Update: Check out my comment below about the state of the art being greatly improved!
The idea
After finishing my first address import I was looking for a good view of “where else needs addresses”. One trick that always pays dividends for me is to look at distributions of ratios of various quantities. In particular, I presumed there should be a pretty smooth distribution to the ratio of number of addresses vs number of buildings in any given area.
Building it
- Get the data from Geofabrik state data dumps (US regions are too big for the tools)
- Use osmconvert to flatten out ways and relations. Something like:
1
osmconvert alabama-latest.osm.pbf -o=alabama-nodes.csv --max-objects=50000000 --all-to-nodes --csv="@lat @lon addr:housenumber building"
- A bit of C# to do the binning (I’m sure QGIS and other tools are great for this but you use what you know)
- Tableau Public for the viz generation
The results
So what are we looking at?
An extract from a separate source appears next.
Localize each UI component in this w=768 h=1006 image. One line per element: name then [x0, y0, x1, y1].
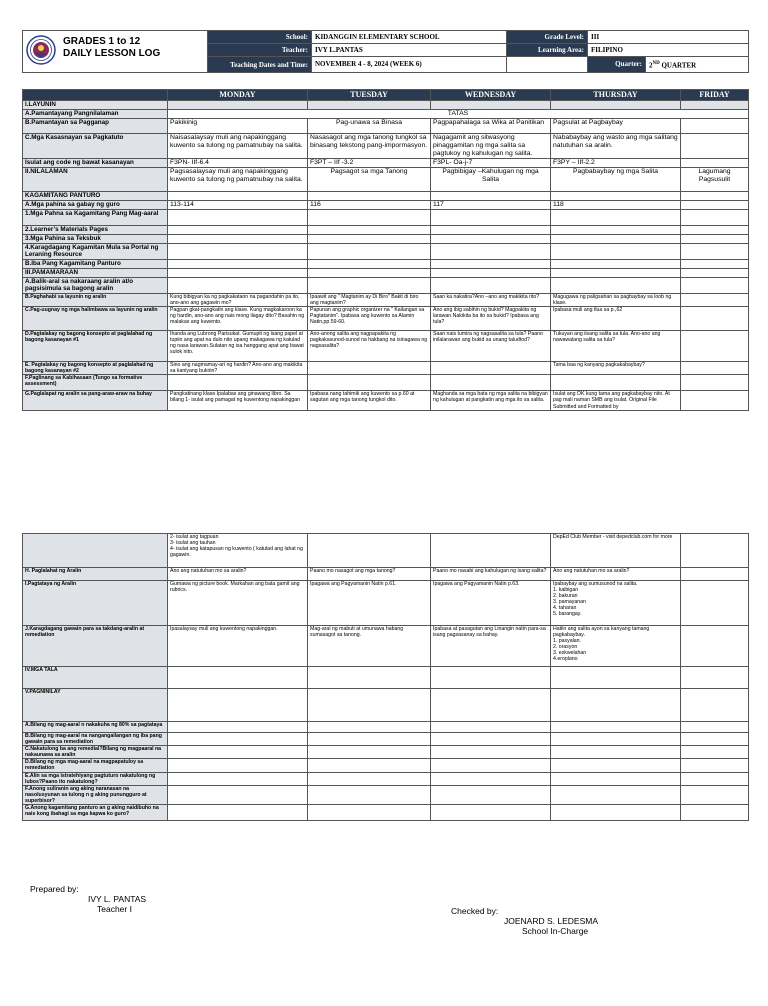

Here is the data for the area around Milwaukee, WI. Each data mark is a lat/long bin .01 degree on a side. The size of each mark indicates the number of OSM buildings objects in the bin and the color is the ratio (number addr:housenumber tags on objects) /(number buildings). Bigger boxes mean more buildings. Darker means better address density comparatively.
It’s nice to see that the viz immediately shows the address import work we recently completed. So what does an area that needs work look like?
Welcome to Indianapolis! Lighter areas with large mark size mean there’s lots of unaddressed buildings. It’s particularly surprising to me as the core of the city looks quite under addressed. A great candidate to spend a few hours contributing.
You can look around the data yourself here
Happy mapping.
Some notes
- Some of the larger states (CA/NY etc) will have incomplete data as osmconvert aborted while processing. I presume the data is a reasonable representation of reality but have done no work to back that up.
- I have only processed the lower United States but could generate this for your locality relatively easily. Let me know!
- The scrolling performance is pretty bad due to the number of data points but the search in the upper left works great.